Not only is there a sense of the grotesque in Weer's depictions of his childhood (see the earlier passages about burying the Pekingese dogs and, of course, Mr. T's strange orange), but again there is that passing reference to the merger of murderers and evil victims into a single devil in Hell. While there certainly are other, more mundane explanations, there seems to be a circumstantial body of evidence mounting in this novel for the argument that Weer is trapped in some sort of a personal Hell, reliving his past in flashes before certain decisions are made. But it is in the final pages of the novel, where the sidhe are referenced in relation to long-lost geese, that we get the final clue: Weer's aunt Olivia's voice comes to him from the intercom, asking "Den, darling, are you awake in there?"

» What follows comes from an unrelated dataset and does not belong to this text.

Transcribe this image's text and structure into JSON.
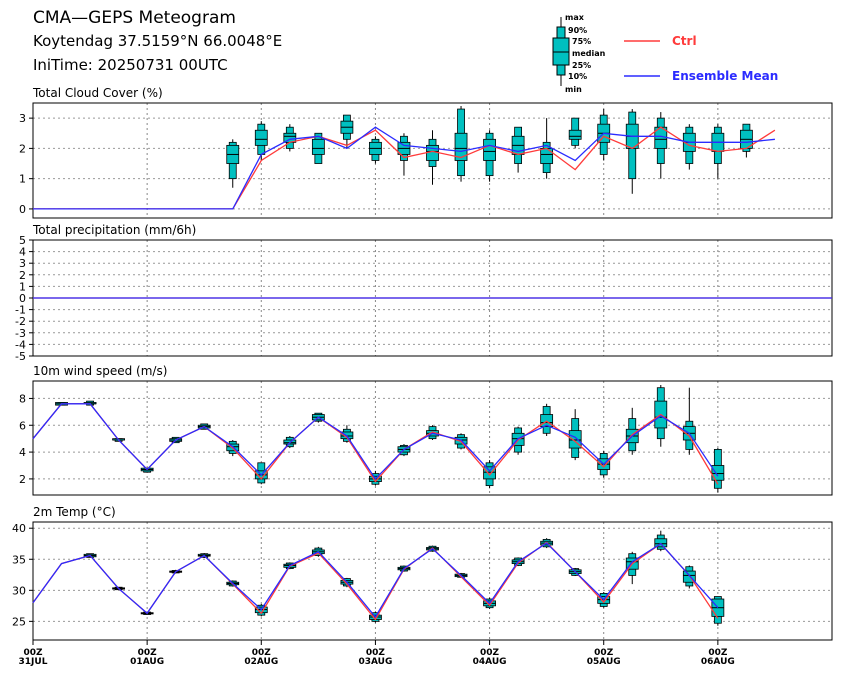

Perhaps this story is but like a dream of pastiches finally coming to a close. If so, it certainly would be more of a nightmare. But I suspect what we are seeing is the residual memories of a ghost haunted by its own past, realizing in its remembrances of former events that it is guilty of some terrible wrongs. While these wrongs are only hinted that (there are certain unexplained deaths that otherwise would have to be due to Weer's actions), I cannot help but to conclude that like O'Brien's narrator in The Third Policeman, Weer has been condemned to relive his past misdeeds. If so, then Peace is a very ironic title for this complex, nuanced novel. Peace is the furtherest thing from the events in Alden Dennis Weer's narrated life. Truly worthy of the epithet of "Masterwork."

1 comment:

  1. The usual evidence re Weer's current state is his opening sentence, see the Wolfe Wiki. I recently saw the joking remark about _The Book of the New Sun_ as Wolfe's _Ulysses_. _Peace_ has as many puzzles and pastiches (as you note) as both those works. And fewer hint sheets: I still don't know for sure about Bonaparte's hand.

    But the overall feeling I take away is not so much disquiet, but nostalgia for a time and place I never experienced [a recent read of the coda to McCarthy's _The Orchard Keeper_ gives a similar thrill]. Anyway, along with _The Fifth Head of Cerberus_, my favourite Wolfe, and one I would recommend to those wondering what all the fuss about Wolfe is about.